Grandes interrogantes, respuestas equivocadas
En Colombia vivimos un momento de profunda confusión e incertidumbre institucional. Cada día resulta más evidente el desorden generalizado, la improvisación en la toma de decisiones, la ausencia de políticas coherentes y, por qué no decirlo con claridad, la mala fe que parece guiar a quienes hoy ostentan el poder. La gestión del actual Gobierno está marcada por una preocupante tendencia a evadir responsabilidades, a distraer con discursos vacíos y, sobre todo, a gobernar de espaldas a las necesidades reales de los ciudadanos.
A diario nos enfrentamos a nuevos escándalos de corrupción.
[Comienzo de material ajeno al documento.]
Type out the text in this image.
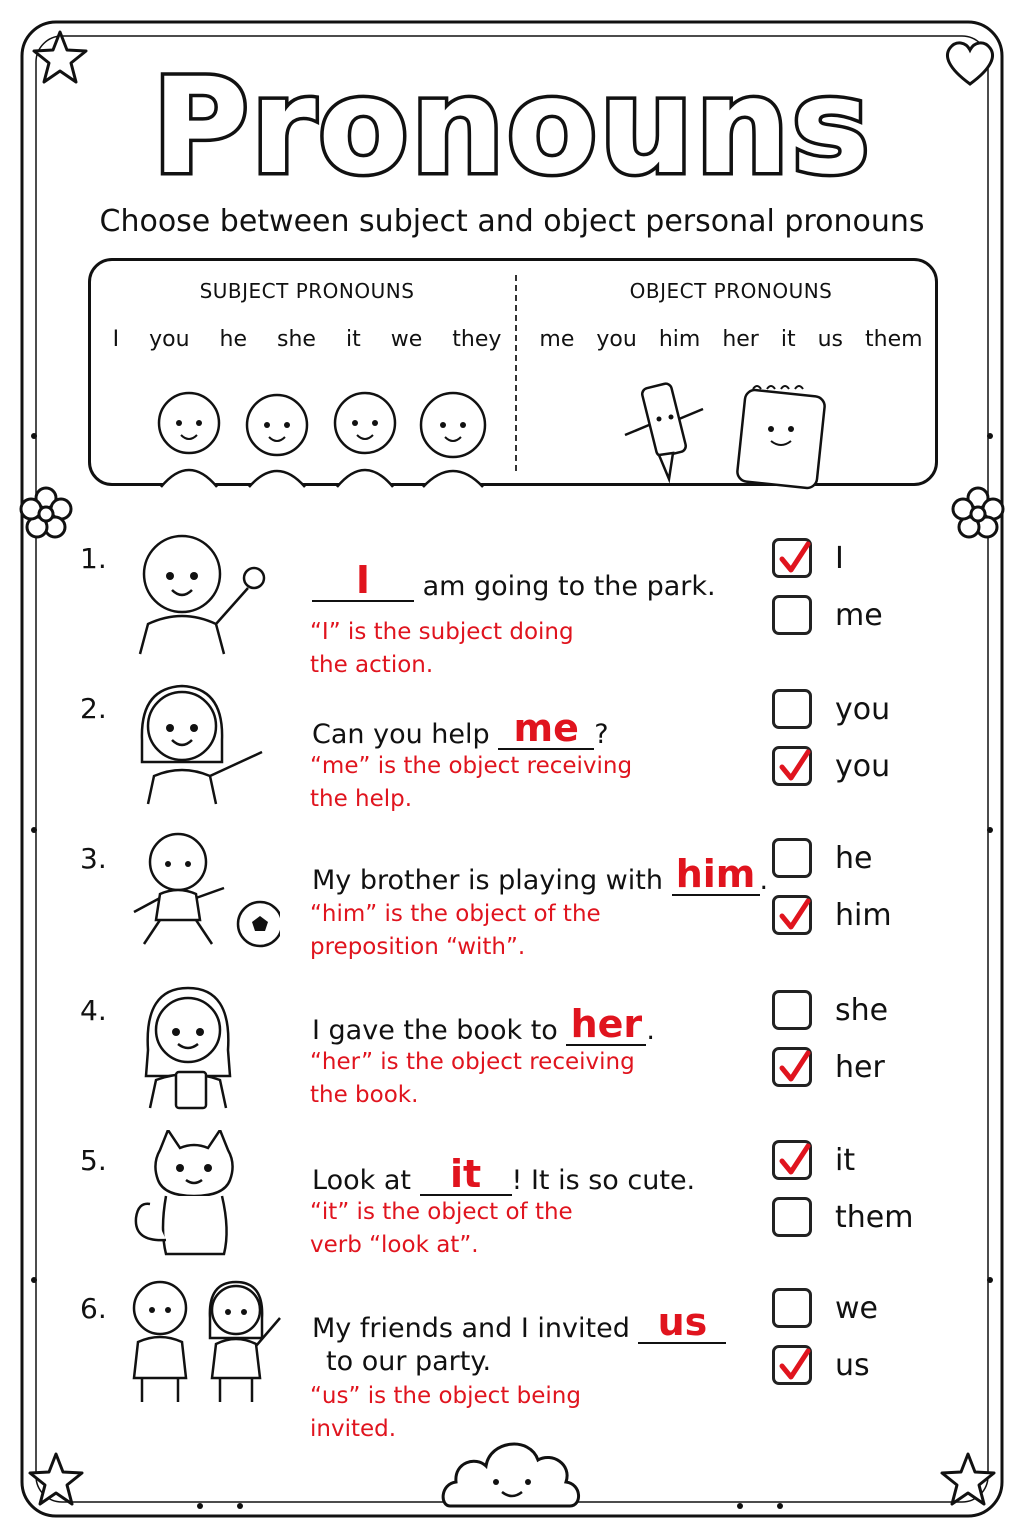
Pronouns
Choose between subject and object personal pronouns
SUBJECT PRONOUNS
I you he she it we they
OBJECT PRONOUNS
me you him her it us them
1.	I am going to the park.
“I” is the subject doing
the action.
I
me
2.
Can you help me ?
“me” is the object receiving
the help.
you
you
3.
My brother is playing with him .
“him” is the object of the
preposition “with”.
he
him
4.
I gave the book to her .
“her” is the object receiving
the book.
she
her
5.
Look at it ! It is so cute.
“it” is the object of the
verb “look at”.
it
them
6.
My friends and I invited us
to our party.
“us” is the object being
invited.
we
us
Casos que muestran irrefutablemente cómo se vulnera la confianza pública y cómo se burlan del país entero. El gasto público se ha convertido en un despropósito sin control. Basta con revisar las portadas de cualquier medio de comunicación para encontrar ejemplos indignantes: contratos destinados a eventos que superan los $140.000 millones ¡Una suma exorbitante! Mientras tanto, lejos de revisar las causas del despilfarro, el Ejecutivo opta por remediar los efectos con fórmulas equivocadas, como una nueva reforma tributaria que, lejos de ser una solución, amenaza con agravar aún más la ya delicada situación del aparato productivo nacional y del bolsillo de todos los colombianos.
A pesar de los esfuerzos por identificar algún avance positivo dentro de las acciones de este Gobierno, la tarea resulta infructuosa. Todo parece estar contaminado por intereses políticos, cálculos ideológicos, y fines personales. La sensación es que se gobierna con una agenda propia, alejada del sentir del país, ignorando los clamores de quienes piden soluciones reales a problemas urgentes.
Resulta inconcebible que, en medio de esta crisis, el Gobierno hable de “romper la regla fiscal” o de imponer nuevas cargas tributarias, mientras continúa realizando gastos millonarios en temas realmente innecesarios, tales como asesorías de imagen y publicidad. Este no es un caso aislado: es apenas uno entre muchos episodios de mala administración de los recursos públicos. Mientras tanto, la burocracia crece, pero la inversión social no. La infraestructura está estancada, la educación debilitada y la salud en cuidados intensivos. Todo se va en gasto, pero muy poco se traduce en bienestar.
Los grandes interrogantes que enfrenta el país -la violencia, la inseguridad, la salud, el empleo, la sostenibilidad económica y financiera, la educación- se topan una y otra vez con respuestas erradas por parte del Ejecutivo. No hay un rumbo. La desfinanciación de las fuerzas armadas, la pérdida de autoridad institucional, el deterioro del sistema de salud incluyendo el desabastecimiento de medicamentos son apenas algunos de los síntomas más graves. Mientras las entidades prestadoras de salud colapsan, los ciudadanos más necesitados sufren y en muchos casos mueren en espera de atención. A esto se suma el desmonte paulatino de subsidios educativos y el uso excesivo de contratos temporales en entidades públicas para alimentar una estructura clientelista e ineficiente.
Somos uno de los países con mayor carga en el pago del servicio de la deuda, pero no se adoptan medidas serias ni responsables. Por el contrario, se ataca a los organismos internacionales que en el pasado han servido de apoyo financiero y que han contribuido a mantener algo de estabilidad.
El panorama para el próximo año no es alentador. La institucionalidad se ve cada vez más amenazada por un Presidente que insiste en dividir al país, en crear cortinas de humo para distraer la opinión pública, y en fomentar discursos llenos de resentimiento. El Gobierno Petro parece estar respondiendo con errores -pero que ya no lo parecen - sino se evidencian como parte de una estrategia deliberada, dirigida a imponer un modelo retrógrado, ineficaz y profundamente perjudicial para Colombia.
Y, si sé, parece repetitivo el tema, pero no podemos callar.
Remate. El de hoy es el tema de los pasaportes ahora manejado por un pastor. Sin palabras.